Denn es geht um eine urliberale und eine ursozialdemokratische Aufgabe: den ungezähmten Datenkapitalismus zu bändigen und zu zähmen, ohne ihm seine Innovationskraft und seine individuelle und gesellschaftliche Nützlichkeit zu rauben. Um die Würde des Menschen und seine Freiheit zu bewahren und gleiche Chancen auf Teilhabe und Teilnahme für alle zu schaffen.

Die seit vergangenem Sommer als Reaktion auf Edward Snowden laufende F.A.Z.-Serie zur Digitalisierung von Wirtschaft und Gesellschaft hat sich immense Verdienste erworben um die Aufklärung dessen, was uns in diesem so genannten Neuland erwartet: technisch, ökonomisch, in unserer Konsum- und Lebenswelt, vor allem aber in unserem Anspruch auf Freiheit und Demokratie; denn genau dieser Anspruch ist durch eine neue Macht von Datenkonzernen und Geheimdiensten infrage gestellt – vor allem dann, wenn sie miteinander kooperieren.

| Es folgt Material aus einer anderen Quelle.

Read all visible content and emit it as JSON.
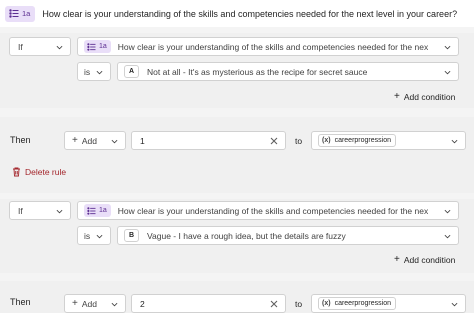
{
  "header": {
    "question_id": "1a",
    "question_icon": "choice-list-icon",
    "title": "How clear is your understanding of the skills and competencies needed for the next level in your career?"
  },
  "rules": [
    {
      "condition_type": "If",
      "question_id": "1a",
      "question_text": "How clear is your understanding of the skills and competencies needed for the next l...",
      "operator": "is",
      "answer_letter": "A",
      "answer_text": "Not at all - It's as mysterious as the recipe for secret sauce",
      "add_condition_label": "Add condition",
      "then_label": "Then",
      "action_label": "Add",
      "action_value": "1",
      "to_label": "to",
      "variable_icon": "(x)",
      "variable_name": "careerprogression",
      "delete_label": "Delete rule"
    },
    {
      "condition_type": "If",
      "question_id": "1a",
      "question_text": "How clear is your understanding of the skills and competencies needed for the next l...",
      "operator": "is",
      "answer_letter": "B",
      "answer_text": "Vague - I have a rough idea, but the details are fuzzy",
      "add_condition_label": "Add condition",
      "then_label": "Then",
      "action_label": "Add",
      "action_value": "2",
      "to_label": "to",
      "variable_icon": "(x)",
      "variable_name": "careerprogression"
    }
  ],
  "colors": {
    "badge_bg": "#e9def8",
    "badge_text": "#5c2e91",
    "delete": "#a4262c",
    "panel_bg": "#f0f0f0",
    "separator": "#ffffff"
  }
}
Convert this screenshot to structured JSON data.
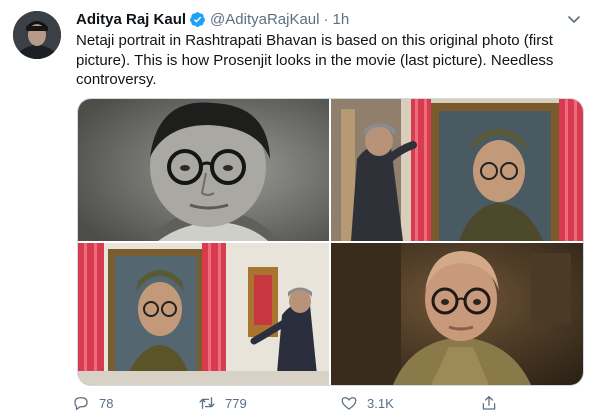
{
  "tweet": {
    "author_name": "Aditya Raj Kaul",
    "handle": "@AdityaRajKaul",
    "separator": "·",
    "time": "1h",
    "verified": true,
    "text": "Netaji portrait in Rashtrapati Bhavan is based on this original photo (first picture). This is how Prosenjit looks in the movie (last picture). Needless controversy."
  },
  "media": {
    "photos": [
      {
        "name": "black-and-white-portrait-photo"
      },
      {
        "name": "portrait-unveiling-photo"
      },
      {
        "name": "portrait-unveiling-second-angle-photo"
      },
      {
        "name": "movie-still-photo"
      }
    ]
  },
  "actions": {
    "reply_count": "78",
    "retweet_count": "779",
    "like_count": "3.1K"
  },
  "icons": {
    "verified": "verified-badge-icon",
    "more": "chevron-down-icon",
    "reply": "reply-icon",
    "retweet": "retweet-icon",
    "like": "heart-icon",
    "share": "share-icon"
  },
  "colors": {
    "text": "#0f1419",
    "secondary": "#5b7083",
    "verified": "#1da1f2",
    "border": "#cfd9de"
  }
}
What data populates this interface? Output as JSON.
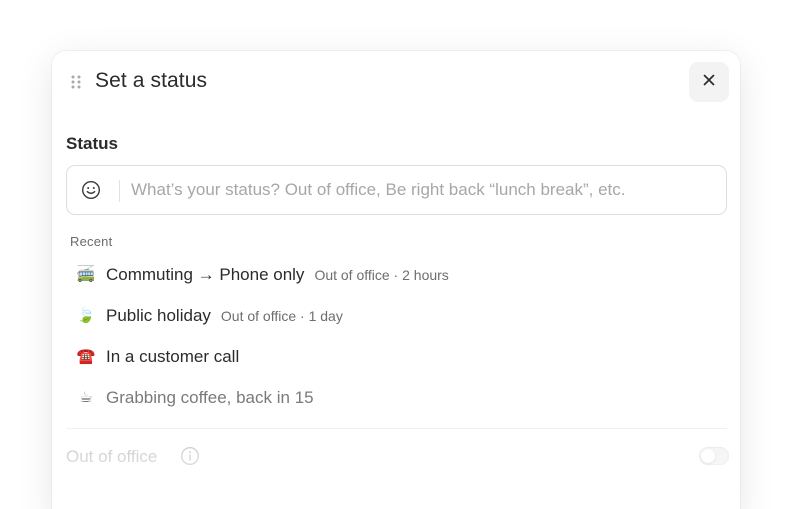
{
  "modal": {
    "title": "Set a status"
  },
  "status_section": {
    "label": "Status",
    "input": {
      "value": "",
      "placeholder": "What’s your status? Out of office, Be right back “lunch break”, etc."
    }
  },
  "recent": {
    "label": "Recent",
    "items": [
      {
        "emoji": "🚎",
        "text": "Commuting → Phone only",
        "meta": "Out of office · 2 hours"
      },
      {
        "emoji": "🍃",
        "text": "Public holiday",
        "meta": "Out of office · 1 day"
      },
      {
        "emoji": "☎️",
        "text": "In a customer call",
        "meta": ""
      },
      {
        "emoji": "☕",
        "text": "Grabbing coffee, back in 15",
        "meta": ""
      }
    ]
  },
  "out_of_office": {
    "label": "Out of office",
    "enabled": false
  },
  "icons": {
    "drag": "drag-handle-icon",
    "close": "close-icon",
    "emoji_picker": "smiley-icon",
    "info": "info-icon"
  },
  "colors": {
    "text": "#2b2b2b",
    "muted": "#6e6e6e",
    "placeholder": "#a7a7a7",
    "disabled": "#bcbcbc",
    "close_bg": "#f3f3f3"
  }
}
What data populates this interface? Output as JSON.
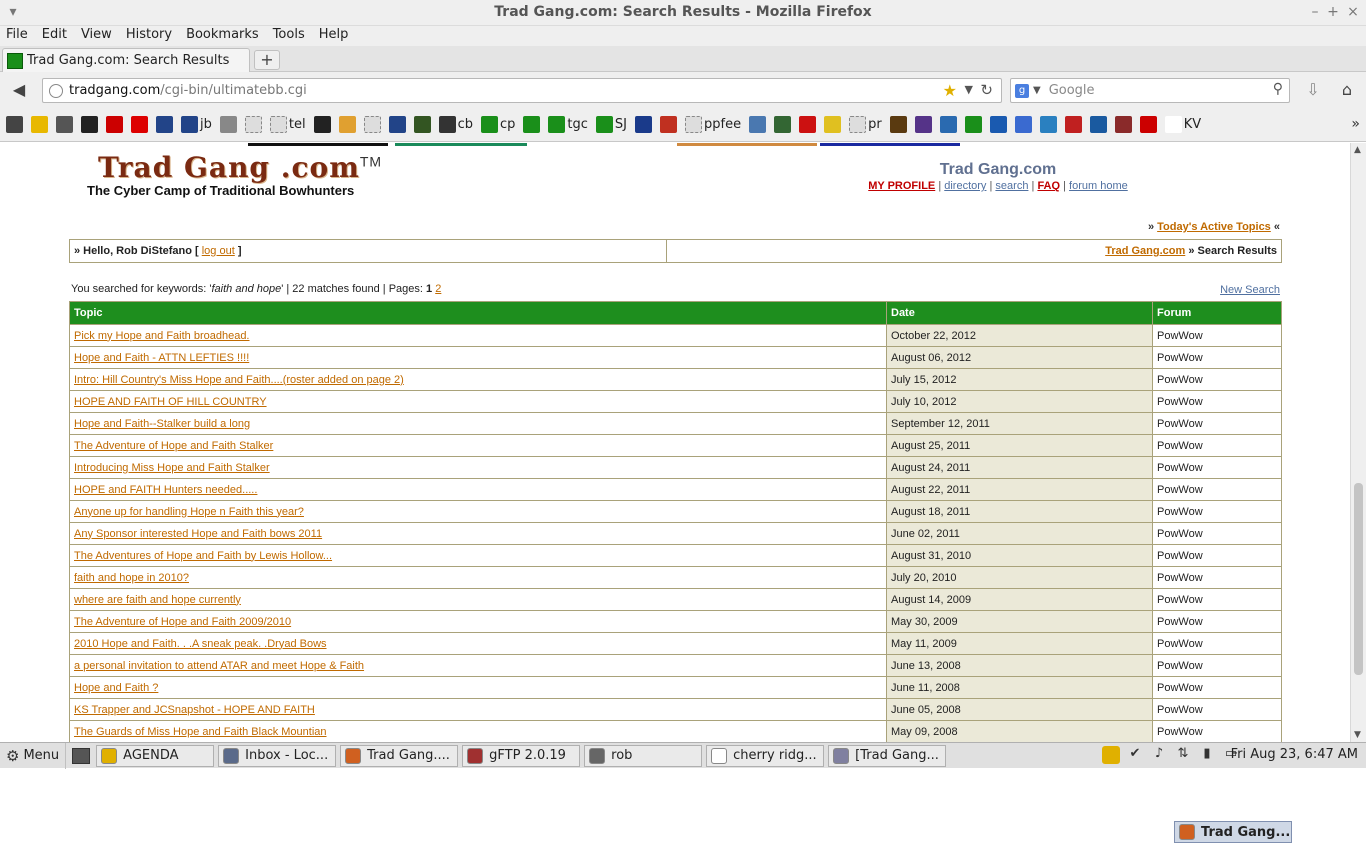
{
  "window": {
    "title": "Trad Gang.com: Search Results - Mozilla Firefox"
  },
  "menubar": [
    "File",
    "Edit",
    "View",
    "History",
    "Bookmarks",
    "Tools",
    "Help"
  ],
  "tab": {
    "label": "Trad Gang.com: Search Results",
    "new_tab": "+"
  },
  "urlbar": {
    "host": "tradgang.com",
    "path": "/cgi-bin/ultimatebb.cgi"
  },
  "searchbar": {
    "placeholder": "Google"
  },
  "bookmarks": [
    {
      "label": "",
      "color": "#444"
    },
    {
      "label": "",
      "color": "#e8b800"
    },
    {
      "label": "",
      "color": "#555"
    },
    {
      "label": "",
      "color": "#222"
    },
    {
      "label": "",
      "color": "#c00"
    },
    {
      "label": "",
      "color": "#d00"
    },
    {
      "label": "",
      "color": "#224488"
    },
    {
      "label": "jb",
      "color": "#224488"
    },
    {
      "label": "",
      "color": "#888"
    },
    {
      "label": "",
      "color": "#ddd"
    },
    {
      "label": "tel",
      "color": "#ddd"
    },
    {
      "label": "",
      "color": "#222"
    },
    {
      "label": "",
      "color": "#e0a030"
    },
    {
      "label": "",
      "color": "#ddd"
    },
    {
      "label": "",
      "color": "#224488"
    },
    {
      "label": "",
      "color": "#335522"
    },
    {
      "label": "cb",
      "color": "#333"
    },
    {
      "label": "cp",
      "color": "#1a8f1a"
    },
    {
      "label": "",
      "color": "#1a8f1a"
    },
    {
      "label": "tgc",
      "color": "#1a8f1a"
    },
    {
      "label": "SJ",
      "color": "#1a8f1a"
    },
    {
      "label": "",
      "color": "#1a3a8a"
    },
    {
      "label": "",
      "color": "#c03020"
    },
    {
      "label": "ppfee",
      "color": "#ddd"
    },
    {
      "label": "",
      "color": "#4a78b0"
    },
    {
      "label": "",
      "color": "#336633"
    },
    {
      "label": "",
      "color": "#cc1111"
    },
    {
      "label": "",
      "color": "#e0c020"
    },
    {
      "label": "pr",
      "color": "#ddd"
    },
    {
      "label": "",
      "color": "#5a3a10"
    },
    {
      "label": "",
      "color": "#553388"
    },
    {
      "label": "",
      "color": "#2a6ab0"
    },
    {
      "label": "",
      "color": "#1a8f1a"
    },
    {
      "label": "",
      "color": "#1a5ab0"
    },
    {
      "label": "",
      "color": "#3a6ad0"
    },
    {
      "label": "",
      "color": "#2a80c0"
    },
    {
      "label": "",
      "color": "#c02020"
    },
    {
      "label": "",
      "color": "#1a5aa0"
    },
    {
      "label": "",
      "color": "#8a2a2a"
    },
    {
      "label": "",
      "color": "#cc0000"
    },
    {
      "label": "KV",
      "color": "#ffffff"
    }
  ],
  "site": {
    "logo": "Trad Gang .com",
    "logo_tm": "TM",
    "tagline": "The Cyber Camp of Traditional Bowhunters",
    "name": "Trad Gang.com",
    "links": {
      "my_profile": "MY PROFILE",
      "directory": "directory",
      "search": "search",
      "faq": "FAQ",
      "forum_home": "forum home"
    },
    "active_topics": "Today's Active Topics"
  },
  "hello": {
    "prefix": "» Hello, Rob DiStefano [ ",
    "logout": "log out",
    "suffix": " ]",
    "crumb_link": "Trad Gang.com",
    "crumb_current": " » Search Results"
  },
  "search": {
    "prefix": "You searched for keywords: '",
    "keywords": "faith and hope",
    "matches": "'  |  22 matches found  |  Pages: ",
    "page_current": "1",
    "page_next": "2",
    "new_search": "New Search"
  },
  "table": {
    "headers": [
      "Topic",
      "Date",
      "Forum"
    ],
    "rows": [
      {
        "topic": "Pick my Hope and Faith broadhead.",
        "date": "October 22, 2012",
        "forum": "PowWow"
      },
      {
        "topic": "Hope and Faith - ATTN LEFTIES !!!!",
        "date": "August 06, 2012",
        "forum": "PowWow"
      },
      {
        "topic": "Intro: Hill Country's Miss Hope and Faith....(roster added on page 2)",
        "date": "July 15, 2012",
        "forum": "PowWow"
      },
      {
        "topic": "HOPE AND FAITH OF HILL COUNTRY",
        "date": "July 10, 2012",
        "forum": "PowWow"
      },
      {
        "topic": "Hope and Faith--Stalker build a long",
        "date": "September 12, 2011",
        "forum": "PowWow"
      },
      {
        "topic": "The Adventure of Hope and Faith Stalker",
        "date": "August 25, 2011",
        "forum": "PowWow"
      },
      {
        "topic": "Introducing Miss Hope and Faith Stalker",
        "date": "August 24, 2011",
        "forum": "PowWow"
      },
      {
        "topic": "HOPE and FAITH Hunters needed.....",
        "date": "August 22, 2011",
        "forum": "PowWow"
      },
      {
        "topic": "Anyone up for handling Hope n Faith this year?",
        "date": "August 18, 2011",
        "forum": "PowWow"
      },
      {
        "topic": "Any Sponsor interested Hope and Faith bows 2011",
        "date": "June 02, 2011",
        "forum": "PowWow"
      },
      {
        "topic": "The Adventures of Hope and Faith by Lewis Hollow...",
        "date": "August 31, 2010",
        "forum": "PowWow"
      },
      {
        "topic": "faith and hope in 2010?",
        "date": "July 20, 2010",
        "forum": "PowWow"
      },
      {
        "topic": "where are faith and hope currently",
        "date": "August 14, 2009",
        "forum": "PowWow"
      },
      {
        "topic": "The Adventure of Hope and Faith 2009/2010",
        "date": "May 30, 2009",
        "forum": "PowWow"
      },
      {
        "topic": "2010 Hope and Faith. . .A sneak peak. .Dryad Bows",
        "date": "May 11, 2009",
        "forum": "PowWow"
      },
      {
        "topic": "a personal invitation to attend ATAR and meet Hope & Faith",
        "date": "June 13, 2008",
        "forum": "PowWow"
      },
      {
        "topic": "Hope and Faith ?",
        "date": "June 11, 2008",
        "forum": "PowWow"
      },
      {
        "topic": "KS Trapper and JCSnapshot - HOPE AND FAITH",
        "date": "June 05, 2008",
        "forum": "PowWow"
      },
      {
        "topic": "The Guards of Miss Hope and Faith Black Mountian",
        "date": "May 09, 2008",
        "forum": "PowWow"
      }
    ]
  },
  "taskbar": {
    "menu": "Menu",
    "tasks": [
      {
        "label": "AGENDA",
        "color": "#e0b000",
        "active": false
      },
      {
        "label": "Inbox - Loc...",
        "color": "#5a6a8a",
        "active": false
      },
      {
        "label": "Trad Gang....",
        "color": "#d06020",
        "active": false
      },
      {
        "label": "gFTP 2.0.19",
        "color": "#a03030",
        "active": false
      },
      {
        "label": "rob",
        "color": "#666666",
        "active": false
      },
      {
        "label": "cherry ridg...",
        "color": "#ffffff",
        "active": false
      },
      {
        "label": "[Trad Gang...",
        "color": "#8080a0",
        "active": false
      },
      {
        "label": "Trad Gang....",
        "color": "#d06020",
        "active": true
      }
    ],
    "clock": "Fri Aug 23,  6:47 AM"
  }
}
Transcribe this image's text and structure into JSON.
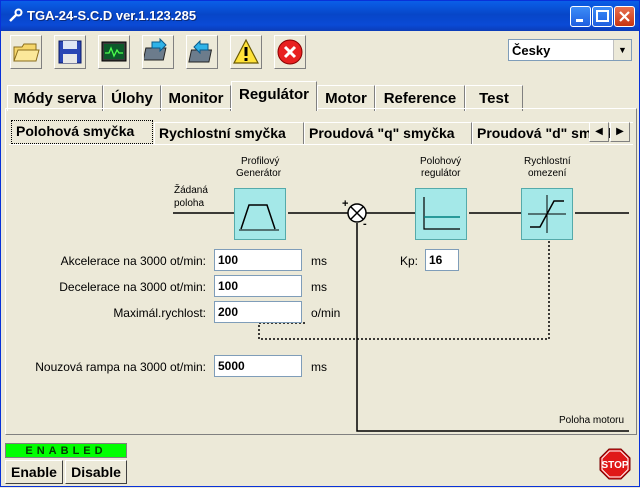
{
  "window": {
    "title": "TGA-24-S.C.D  ver.1.123.285"
  },
  "toolbar": {
    "icons": [
      "open-folder-icon",
      "save-disk-icon",
      "monitor-icon",
      "download-chip-icon",
      "upload-chip-icon",
      "warning-icon",
      "error-icon"
    ]
  },
  "language": {
    "selected": "Česky"
  },
  "main_tabs": [
    "Módy serva",
    "Úlohy",
    "Monitor",
    "Regulátor",
    "Motor",
    "Reference",
    "Test"
  ],
  "active_main_tab": "Regulátor",
  "sub_tabs": [
    "Polohová smyčka",
    "Rychlostní smyčka",
    "Proudová \"q\" smyčka",
    "Proudová \"d\" smyčka"
  ],
  "active_sub_tab": "Polohová smyčka",
  "diagram": {
    "input_label_line1": "Žádaná",
    "input_label_line2": "poloha",
    "block1_line1": "Profilový",
    "block1_line2": "Generátor",
    "block2_line1": "Polohový",
    "block2_line2": "regulátor",
    "block3_line1": "Rychlostní",
    "block3_line2": "omezení",
    "feedback_label": "Poloha motoru",
    "sum_plus": "+",
    "sum_minus": "-"
  },
  "params": [
    {
      "label": "Akcelerace na 3000 ot/min:",
      "value": "100",
      "unit": "ms"
    },
    {
      "label": "Decelerace na 3000 ot/min:",
      "value": "100",
      "unit": "ms"
    },
    {
      "label": "Maximál.rychlost:",
      "value": "200",
      "unit": "o/min"
    },
    {
      "label": "Nouzová rampa na 3000 ot/min:",
      "value": "5000",
      "unit": "ms"
    }
  ],
  "kp": {
    "label": "Kp:",
    "value": "16"
  },
  "status": {
    "text": "ENABLED",
    "color": "#00ff00"
  },
  "buttons": {
    "enable": "Enable",
    "disable": "Disable",
    "stop": "STOP"
  }
}
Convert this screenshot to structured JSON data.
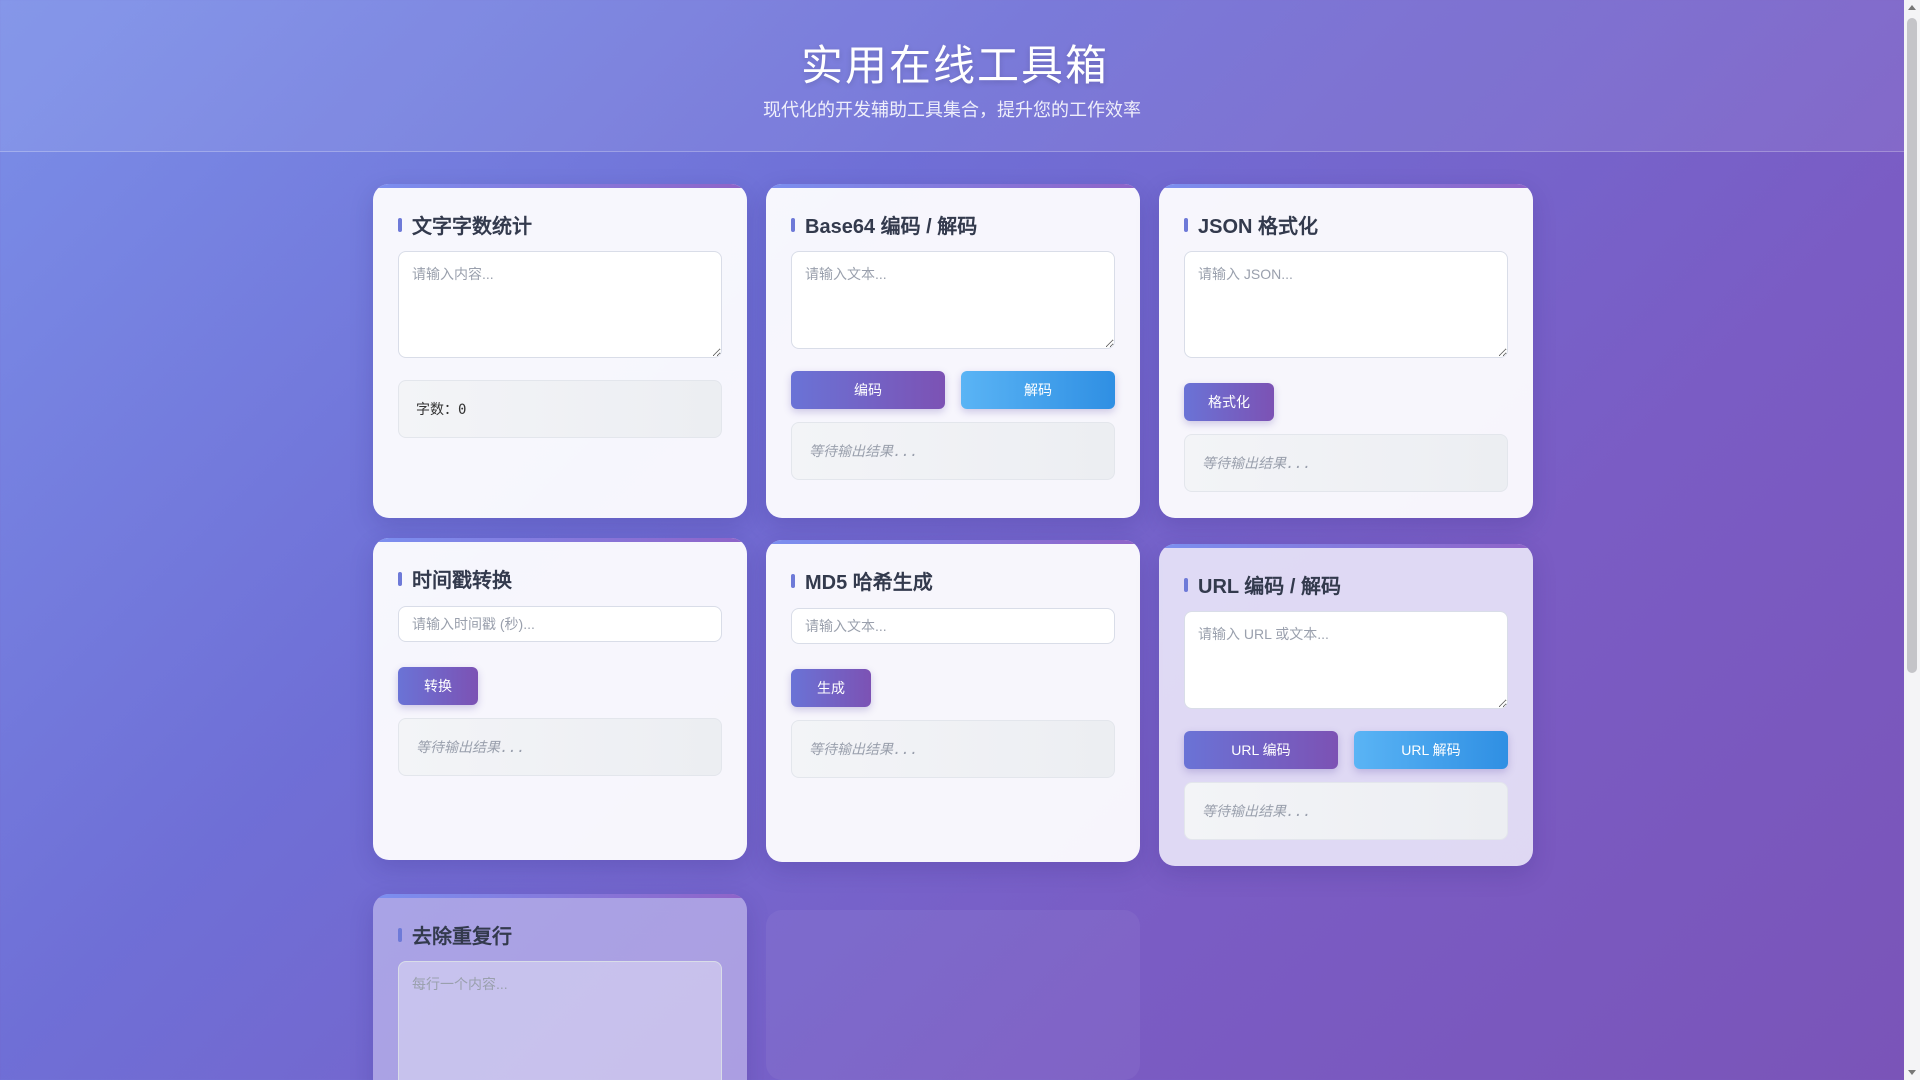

Die Beiträge dieser Serie sind eine Sternstunde des politisch relevanten Feuilletons und haben erstmals seit langem wieder eine politische Zeitgenossenschaft begründet, in der über die existentiellste politische Frage diskutiert wird: Wie wollen wir in Zukunft gemeinsam miteinander leben? Die Debatte umkreist sozusagen „das“ wichtigste „Stichwort“ der „geistigen Situation unserer Zeit“, wie der berühmte Titel des von Jürgen Habermas herausgegebenen Sammelbandes der Gesellschaftskritik Ende der siebziger Jahre lautete.